Large Scale Topic Detection using Node-Cut Partitioning on Dense Weighted Graphs
Speaker: Kambiz Ghoorchian
I am a Ph.D. candidate at Software and Computer Systems (SCS) laboratory at KTH Royal Institute of Technology. My research is funded by the Marie Curie Initial Training Network project calle iSocial. I received an M.Sc in Software Engineering of Distributed Systems (SEDS) from KTH, Sweden (2010) and a high-level M.Sc in Computational Linguistics from KULeuven, Belgium (2011). My current research is focused on designing algorithms for large-scale data processing with applications on Information Retrieval (IR) and text analysis.
Topic Detection in Text (TDT) is the problem of automatic identification of most frequent topics in a given corpus of documents. Traditional solutions, based on word-space modeling and similarity comparison, soon proved inefficient and unscalable due to their excessive representation models.
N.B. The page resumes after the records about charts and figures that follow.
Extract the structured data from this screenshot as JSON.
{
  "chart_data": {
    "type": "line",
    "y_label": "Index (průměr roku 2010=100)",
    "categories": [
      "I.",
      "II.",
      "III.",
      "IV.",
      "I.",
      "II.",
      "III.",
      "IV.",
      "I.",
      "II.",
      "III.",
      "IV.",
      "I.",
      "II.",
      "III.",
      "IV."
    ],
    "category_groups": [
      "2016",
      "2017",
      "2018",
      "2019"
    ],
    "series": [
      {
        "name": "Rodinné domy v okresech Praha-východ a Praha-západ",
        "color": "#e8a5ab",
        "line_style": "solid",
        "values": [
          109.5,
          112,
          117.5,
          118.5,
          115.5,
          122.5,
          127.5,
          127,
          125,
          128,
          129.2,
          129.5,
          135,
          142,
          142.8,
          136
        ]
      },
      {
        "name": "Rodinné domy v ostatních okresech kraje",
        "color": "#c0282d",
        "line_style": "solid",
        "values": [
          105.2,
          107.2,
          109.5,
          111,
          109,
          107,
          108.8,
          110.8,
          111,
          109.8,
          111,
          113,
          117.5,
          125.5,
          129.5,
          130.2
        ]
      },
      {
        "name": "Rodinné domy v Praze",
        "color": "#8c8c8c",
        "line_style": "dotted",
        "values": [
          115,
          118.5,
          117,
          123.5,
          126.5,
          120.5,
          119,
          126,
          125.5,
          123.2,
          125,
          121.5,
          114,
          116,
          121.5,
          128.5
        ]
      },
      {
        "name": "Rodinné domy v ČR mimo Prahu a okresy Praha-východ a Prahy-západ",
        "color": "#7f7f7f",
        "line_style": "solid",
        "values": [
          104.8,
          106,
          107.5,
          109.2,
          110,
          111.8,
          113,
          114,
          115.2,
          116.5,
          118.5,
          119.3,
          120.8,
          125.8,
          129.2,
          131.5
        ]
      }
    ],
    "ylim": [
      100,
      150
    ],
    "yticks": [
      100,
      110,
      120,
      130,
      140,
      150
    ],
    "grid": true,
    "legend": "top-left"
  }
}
Next generation of approaches leveraged efficiency using Dimensionality Reduction, Statistical Analysis, and Machine Learning techniques. However, scalability is still an issue, especially upon rapid growth of publications in web documents and Online Social Networks (OSNs).
We propose an innovative algorithm for TDT, based on dimensionality reduction and graph partitioning. The main idea is to create a highly dense and weighted graph that contains topics as small weighted-dense subgraphs and extract those topics using graph partitioning. The graph is created using a dimensionality reduction method called Random Indexing (RI). Then, the topics are extracted using a vertex-cut partitioning algorithm inspired from JaBeJa-VC. We show that the proposed approach outperforms the state-of-the-art solutions in both efficiency and scalability.